第一章 みー君ですが、なにか? 4

 勅使河原駅は学校から歩いても二十分くらいの所にある。そこには鉄道付属のマーケットが設置をされていて、小さい頃は親に連れられてしょっちゅう来ていた。隣町に大きなショッピングモールができてからは随分客足が遠のいてしまい、私も今では電車を使うときくらいしかここにはこない。一階にはファーストフード店もついてはいるのだけれど、近隣にもっと大手の広いお店ができてからはここにくる機会も減ってしまった。

 だから、このお店でポテトを頼むのはとても久しぶりのことだったんだけれど、隣で落ち着きなく頭を左右に動かしている渋谷道彦はそれより更に久しぶりのことだったらしい。

「すげー。
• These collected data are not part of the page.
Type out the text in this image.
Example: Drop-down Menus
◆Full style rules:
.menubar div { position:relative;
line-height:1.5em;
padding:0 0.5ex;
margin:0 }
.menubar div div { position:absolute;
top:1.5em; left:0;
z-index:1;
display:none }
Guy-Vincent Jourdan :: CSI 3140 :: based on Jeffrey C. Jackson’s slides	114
ちょー久しぶりにきたー」

 レジ前で商品を選ぶ時もメニュー表を見て瞳を輝かせ、並んだだけでうきうきそわそわ頭を左右に動かしている。いざ自分が注文する番になると「テリヤキとバニラシェイクと君の笑顔をお持ち帰りで!」などと言い出す始末。早くしろよと頭を叩くと、ちょっと涙目になっていた。
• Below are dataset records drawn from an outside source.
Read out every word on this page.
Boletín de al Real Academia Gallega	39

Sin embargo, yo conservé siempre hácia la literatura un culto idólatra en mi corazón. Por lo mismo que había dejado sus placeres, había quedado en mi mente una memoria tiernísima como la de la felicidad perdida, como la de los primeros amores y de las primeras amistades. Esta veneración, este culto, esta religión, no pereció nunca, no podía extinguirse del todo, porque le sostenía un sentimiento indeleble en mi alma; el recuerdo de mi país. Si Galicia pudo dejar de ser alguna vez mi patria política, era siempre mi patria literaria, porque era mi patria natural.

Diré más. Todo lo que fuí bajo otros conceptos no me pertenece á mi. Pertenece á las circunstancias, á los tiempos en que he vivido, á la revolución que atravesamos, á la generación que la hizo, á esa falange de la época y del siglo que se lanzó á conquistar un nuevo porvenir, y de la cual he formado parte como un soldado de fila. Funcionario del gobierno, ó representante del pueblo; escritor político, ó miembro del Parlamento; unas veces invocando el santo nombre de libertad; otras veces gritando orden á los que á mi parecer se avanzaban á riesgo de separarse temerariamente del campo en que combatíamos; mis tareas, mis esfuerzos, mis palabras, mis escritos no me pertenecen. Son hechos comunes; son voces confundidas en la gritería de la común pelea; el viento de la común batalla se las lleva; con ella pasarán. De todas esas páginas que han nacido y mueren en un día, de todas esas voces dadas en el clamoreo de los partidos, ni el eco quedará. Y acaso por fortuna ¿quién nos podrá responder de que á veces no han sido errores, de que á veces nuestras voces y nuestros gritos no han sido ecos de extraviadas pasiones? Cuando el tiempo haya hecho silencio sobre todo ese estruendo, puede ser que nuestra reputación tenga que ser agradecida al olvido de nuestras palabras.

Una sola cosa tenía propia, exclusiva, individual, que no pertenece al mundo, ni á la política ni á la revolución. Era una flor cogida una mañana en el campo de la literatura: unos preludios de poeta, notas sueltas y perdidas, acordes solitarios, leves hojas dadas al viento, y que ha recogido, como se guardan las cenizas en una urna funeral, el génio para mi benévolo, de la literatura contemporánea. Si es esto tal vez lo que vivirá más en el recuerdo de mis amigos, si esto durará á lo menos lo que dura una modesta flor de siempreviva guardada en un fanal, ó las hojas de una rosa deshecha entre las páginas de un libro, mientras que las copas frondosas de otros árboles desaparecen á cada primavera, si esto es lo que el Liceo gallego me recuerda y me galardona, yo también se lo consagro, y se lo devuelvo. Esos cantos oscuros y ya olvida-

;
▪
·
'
 座った席は禁煙席の窓側で、駅のロータリーが一番はっきり見えるところ。道路が噴水を囲うように敷かれていて、それをバスだとかタクシーだとかが行きかっている。天使の形の銅像からは透明な水が溢れ出て、夏を控えたこの時期に涼しげな雰囲気を与えていた。
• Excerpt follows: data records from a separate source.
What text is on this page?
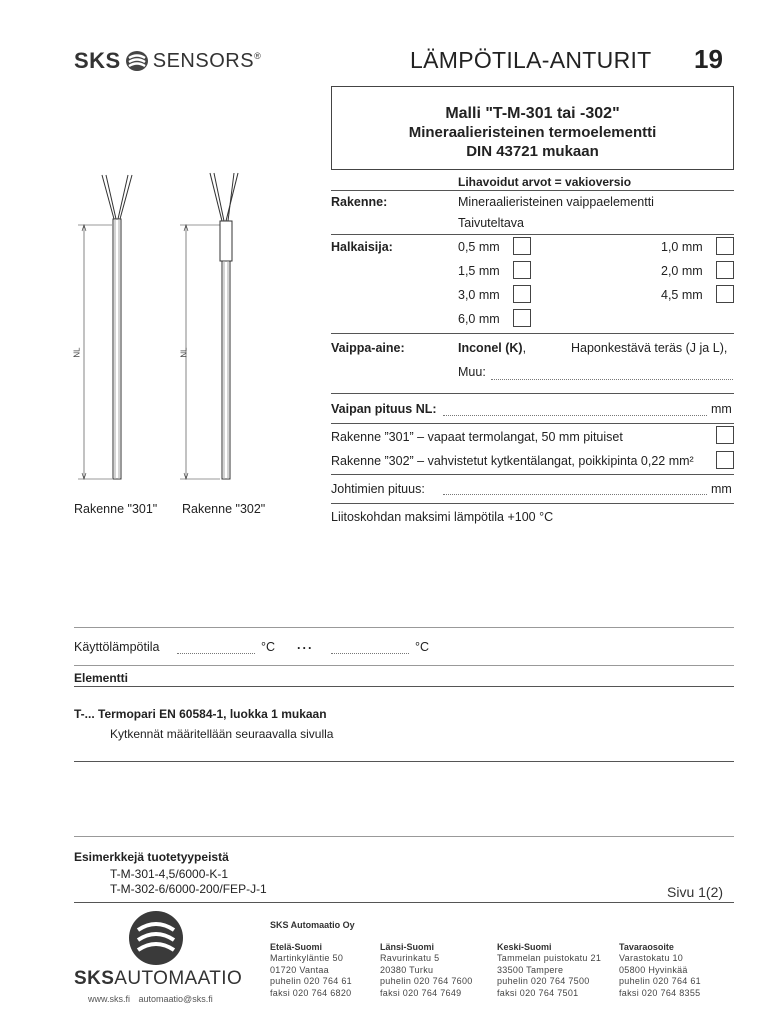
SKS SENSORS ®	LÄMPÖTILA-ANTURIT 19
Malli "T-M-301 tai -302"
Mineraalieristeinen termoelementti
DIN 43721 mukaan
Lihavoidut arvot = vakioversio
Rakenne:	Mineraalieristeinen vaippaelementti
Taivuteltava
Halkaisija:	0,5 mm	1,0 mm
1,5 mm	2,0 mm
3,0 mm	4,5 mm
6,0 mm
Vaippa-aine:	Inconel (K),	Haponkestävä teräs (J ja L),
Muu:
Vaipan pituus NL:	mm
Rakenne ”301” – vapaat termolangat, 50 mm pituiset
Rakenne ”302” – vahvistetut kytkentälangat, poikkipinta 0,22 mm²
Johtimien pituus:	mm
Liitoskohdan maksimi lämpötila +100 °C
NL	NL
Rakenne "301" Rakenne "302"
Käyttölämpötila	°C ...	°C
Elementti
T-... Termopari EN 60584-1, luokka 1 mukaan
Kytkennät määritellään seuraavalla sivulla
Esimerkkejä tuotetyypeistä
T-M-301-4,5/6000-K-1
T-M-302-6/6000-200/FEP-J-1	Sivu 1(2)
SKSAUTOMAATIO
www.sks.fi automaatio@sks.fi
SKS Automaatio Oy
Etelä-Suomi
Martinkyläntie 50
01720 Vantaa
puhelin 020 764 61
faksi 020 764 6820
Länsi-Suomi
Ravurinkatu 5
20380 Turku
puhelin 020 764 7600
faksi 020 764 7649
Keski-Suomi
Tammelan puistokatu 21
33500 Tampere
puhelin 020 764 7500
faksi 020 764 7501
Tavaraosoite
Varastokatu 10
05800 Hyvinkää
puhelin 020 764 61
faksi 020 764 8355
 席に座った渋谷道彦は、きらきらと星が飛び出てきそうなほどにいい笑顔を作っていた。

「こういうの食べるの久しぶり?」と問いかけると、「久しぶりだ」とそう言った。

「おれね、あんまりこういう所こないんだ。母さんがこういうやつあんまり好きじゃないし。それに、すぐに無駄使いするからお金もあんまり持たせてもらえない。だから久しぶり」

 なんて大きい口を開けてハンバーガーに齧り付くみー君に、私は少し笑う。それから「あいちゃんはそれだけでいいの?」と、私の目の前のシェイクを指したから、これでいいのとそう言った。

「いつ、こっちに越してきたの?」

 シェイクに口をつけながら問いかけると、みー君はポテトを口に放り込みながらこう答えた。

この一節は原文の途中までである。